I was momentarily flummoxed. “What loss?” I asked. It was
the week of the three-year anniversary of John’s death and two-year anniversary
of Ali’s death. What did it say about me on that monitor she’d been reading?
“Isn’t your surgery coming up?” she asked.
Oh, right. I was scheduled to lose my breast in 13 days. "It’s not that big a deal,” I said.

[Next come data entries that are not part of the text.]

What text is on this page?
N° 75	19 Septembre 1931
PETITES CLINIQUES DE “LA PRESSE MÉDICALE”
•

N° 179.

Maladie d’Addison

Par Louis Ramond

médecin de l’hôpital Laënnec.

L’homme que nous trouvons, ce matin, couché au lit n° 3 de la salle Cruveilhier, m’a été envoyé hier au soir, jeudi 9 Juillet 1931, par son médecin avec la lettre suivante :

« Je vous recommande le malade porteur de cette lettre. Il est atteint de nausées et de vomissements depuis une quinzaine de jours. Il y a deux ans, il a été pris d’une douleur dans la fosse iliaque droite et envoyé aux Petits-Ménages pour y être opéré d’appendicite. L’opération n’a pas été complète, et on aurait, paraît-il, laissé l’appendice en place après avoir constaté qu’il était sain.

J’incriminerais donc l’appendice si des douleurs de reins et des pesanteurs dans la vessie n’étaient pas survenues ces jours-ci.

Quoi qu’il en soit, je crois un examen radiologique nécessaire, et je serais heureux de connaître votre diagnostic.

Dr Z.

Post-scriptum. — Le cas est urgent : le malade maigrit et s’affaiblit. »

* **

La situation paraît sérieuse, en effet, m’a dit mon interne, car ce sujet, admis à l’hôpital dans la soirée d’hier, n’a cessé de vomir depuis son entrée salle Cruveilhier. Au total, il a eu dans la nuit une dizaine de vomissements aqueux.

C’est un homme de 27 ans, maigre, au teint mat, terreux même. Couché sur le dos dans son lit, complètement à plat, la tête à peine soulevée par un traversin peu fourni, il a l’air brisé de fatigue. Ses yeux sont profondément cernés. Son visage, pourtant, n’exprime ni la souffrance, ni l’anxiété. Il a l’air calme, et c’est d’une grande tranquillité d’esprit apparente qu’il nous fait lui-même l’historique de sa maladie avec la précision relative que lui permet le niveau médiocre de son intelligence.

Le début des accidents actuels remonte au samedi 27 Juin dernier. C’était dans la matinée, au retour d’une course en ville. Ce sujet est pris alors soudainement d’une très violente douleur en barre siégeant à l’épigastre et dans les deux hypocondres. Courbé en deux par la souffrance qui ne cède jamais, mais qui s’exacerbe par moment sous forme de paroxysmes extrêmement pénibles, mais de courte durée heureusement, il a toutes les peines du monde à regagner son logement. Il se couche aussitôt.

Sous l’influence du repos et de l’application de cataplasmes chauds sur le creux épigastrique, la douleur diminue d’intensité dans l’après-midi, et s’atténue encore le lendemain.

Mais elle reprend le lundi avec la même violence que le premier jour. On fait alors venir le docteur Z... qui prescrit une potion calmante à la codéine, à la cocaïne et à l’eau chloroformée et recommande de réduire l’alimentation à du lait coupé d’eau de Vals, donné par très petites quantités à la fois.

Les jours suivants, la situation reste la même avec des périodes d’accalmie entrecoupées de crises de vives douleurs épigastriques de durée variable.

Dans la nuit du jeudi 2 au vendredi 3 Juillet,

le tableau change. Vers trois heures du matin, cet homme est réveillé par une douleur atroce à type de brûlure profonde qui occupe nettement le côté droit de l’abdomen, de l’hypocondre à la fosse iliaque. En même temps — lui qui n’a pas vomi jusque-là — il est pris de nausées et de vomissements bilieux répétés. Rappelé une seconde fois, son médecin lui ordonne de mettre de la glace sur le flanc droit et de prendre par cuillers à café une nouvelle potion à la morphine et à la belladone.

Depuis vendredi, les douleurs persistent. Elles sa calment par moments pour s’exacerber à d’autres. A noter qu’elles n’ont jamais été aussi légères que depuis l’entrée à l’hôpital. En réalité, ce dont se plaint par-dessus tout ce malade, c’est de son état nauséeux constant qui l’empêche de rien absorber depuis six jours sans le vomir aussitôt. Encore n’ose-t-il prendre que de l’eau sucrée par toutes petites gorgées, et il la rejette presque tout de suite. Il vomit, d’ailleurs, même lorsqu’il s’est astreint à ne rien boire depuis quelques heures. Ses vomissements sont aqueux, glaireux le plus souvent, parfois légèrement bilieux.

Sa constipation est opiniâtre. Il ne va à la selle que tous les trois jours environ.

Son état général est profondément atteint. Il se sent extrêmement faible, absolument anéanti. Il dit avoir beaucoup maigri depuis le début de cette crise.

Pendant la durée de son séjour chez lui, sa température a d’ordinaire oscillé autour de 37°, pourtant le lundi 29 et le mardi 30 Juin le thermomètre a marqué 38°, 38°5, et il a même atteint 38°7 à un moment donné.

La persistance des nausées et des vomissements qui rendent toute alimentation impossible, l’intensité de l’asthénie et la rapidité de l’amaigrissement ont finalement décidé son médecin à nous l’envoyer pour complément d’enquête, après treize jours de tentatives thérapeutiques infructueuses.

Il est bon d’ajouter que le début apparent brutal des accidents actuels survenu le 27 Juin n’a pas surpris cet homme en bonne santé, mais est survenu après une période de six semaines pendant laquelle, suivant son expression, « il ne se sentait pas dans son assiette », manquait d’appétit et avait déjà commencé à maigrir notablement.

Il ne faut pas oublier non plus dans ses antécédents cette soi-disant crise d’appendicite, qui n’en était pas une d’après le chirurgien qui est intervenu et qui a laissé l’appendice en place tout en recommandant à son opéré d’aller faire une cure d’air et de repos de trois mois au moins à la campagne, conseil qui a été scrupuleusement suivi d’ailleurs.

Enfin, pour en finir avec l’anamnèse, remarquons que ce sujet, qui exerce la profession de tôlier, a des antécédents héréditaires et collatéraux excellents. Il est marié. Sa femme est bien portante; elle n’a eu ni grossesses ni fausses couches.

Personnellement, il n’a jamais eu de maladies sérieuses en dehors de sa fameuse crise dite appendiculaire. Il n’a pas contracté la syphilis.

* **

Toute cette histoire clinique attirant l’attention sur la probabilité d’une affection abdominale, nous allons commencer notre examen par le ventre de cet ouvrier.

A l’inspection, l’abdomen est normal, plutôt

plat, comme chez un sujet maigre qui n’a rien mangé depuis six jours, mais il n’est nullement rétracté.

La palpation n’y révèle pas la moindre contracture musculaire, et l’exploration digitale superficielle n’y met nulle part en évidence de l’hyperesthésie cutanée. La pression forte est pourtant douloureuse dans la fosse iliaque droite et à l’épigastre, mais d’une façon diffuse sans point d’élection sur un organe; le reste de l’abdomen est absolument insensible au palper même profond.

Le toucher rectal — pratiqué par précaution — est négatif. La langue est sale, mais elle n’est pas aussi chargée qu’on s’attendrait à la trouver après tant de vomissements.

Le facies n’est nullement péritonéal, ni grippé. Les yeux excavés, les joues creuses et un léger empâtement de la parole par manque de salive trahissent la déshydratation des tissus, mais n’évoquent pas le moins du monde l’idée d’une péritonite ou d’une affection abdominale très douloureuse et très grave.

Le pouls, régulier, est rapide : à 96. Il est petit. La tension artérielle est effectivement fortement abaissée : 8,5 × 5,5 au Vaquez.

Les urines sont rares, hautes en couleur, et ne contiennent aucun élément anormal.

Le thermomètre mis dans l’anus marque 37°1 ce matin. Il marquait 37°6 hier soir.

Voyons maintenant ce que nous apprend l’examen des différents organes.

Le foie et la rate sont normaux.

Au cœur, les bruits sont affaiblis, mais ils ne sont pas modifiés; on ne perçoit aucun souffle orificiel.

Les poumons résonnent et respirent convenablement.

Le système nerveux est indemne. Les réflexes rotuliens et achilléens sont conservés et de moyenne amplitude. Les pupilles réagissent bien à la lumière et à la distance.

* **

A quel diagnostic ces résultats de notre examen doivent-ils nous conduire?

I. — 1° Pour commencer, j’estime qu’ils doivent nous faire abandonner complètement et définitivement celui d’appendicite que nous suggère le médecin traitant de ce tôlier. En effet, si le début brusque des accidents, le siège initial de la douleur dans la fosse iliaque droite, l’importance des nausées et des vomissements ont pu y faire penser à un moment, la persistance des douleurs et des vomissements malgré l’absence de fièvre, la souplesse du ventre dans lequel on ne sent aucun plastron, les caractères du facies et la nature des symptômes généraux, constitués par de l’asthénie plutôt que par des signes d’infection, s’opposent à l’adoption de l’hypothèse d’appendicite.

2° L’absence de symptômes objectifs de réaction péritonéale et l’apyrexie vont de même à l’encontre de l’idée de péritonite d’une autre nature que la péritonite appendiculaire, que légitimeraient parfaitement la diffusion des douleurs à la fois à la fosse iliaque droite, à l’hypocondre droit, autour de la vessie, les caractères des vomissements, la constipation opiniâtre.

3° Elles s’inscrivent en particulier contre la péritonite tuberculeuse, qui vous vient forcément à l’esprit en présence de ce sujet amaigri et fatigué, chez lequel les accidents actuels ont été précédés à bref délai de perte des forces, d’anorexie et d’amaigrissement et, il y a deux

I seem to have a natural anesthetic when it comes to loss. Perhaps
we all do. It wears off over time, but I suppose it protects us when the pain
would be most acute, allowing us to function and laugh and begin to heal. Little
by little, we let in the loss as we are ready and as time and new gifts and new
strengths begin to soften the pain. Someday I may lament my missing breast,
but for now it’s just kind of a science project on my chest, one I hope
expunged the cancer from my body.
At Walmart the Friday night before surgery. I am asking my friend Shona, "How did my life bring me here?" |
Alder and Brian doing the pumpkin slinger at a nearby pumpkin patch. |
Alder loves picking pumpkins, slinging pumpkins, carving pumpkins, making Halloween decorations, and decorating Halloween cookies. Just don't try to make him dress up. |
Moments before Alder refused to go trick-or-treating. OK with me; I was two days post-op and dreading candy battles. |
Thank you for blogging your journey. I'm reading and sending you good vibes. Keep on running!
ReplyDeleteJamie B
Thanks, Jamie :)
DeleteThe running ain't happening for a while but I am motivated to rejoin my favorite running crew in the world, Juneau runners!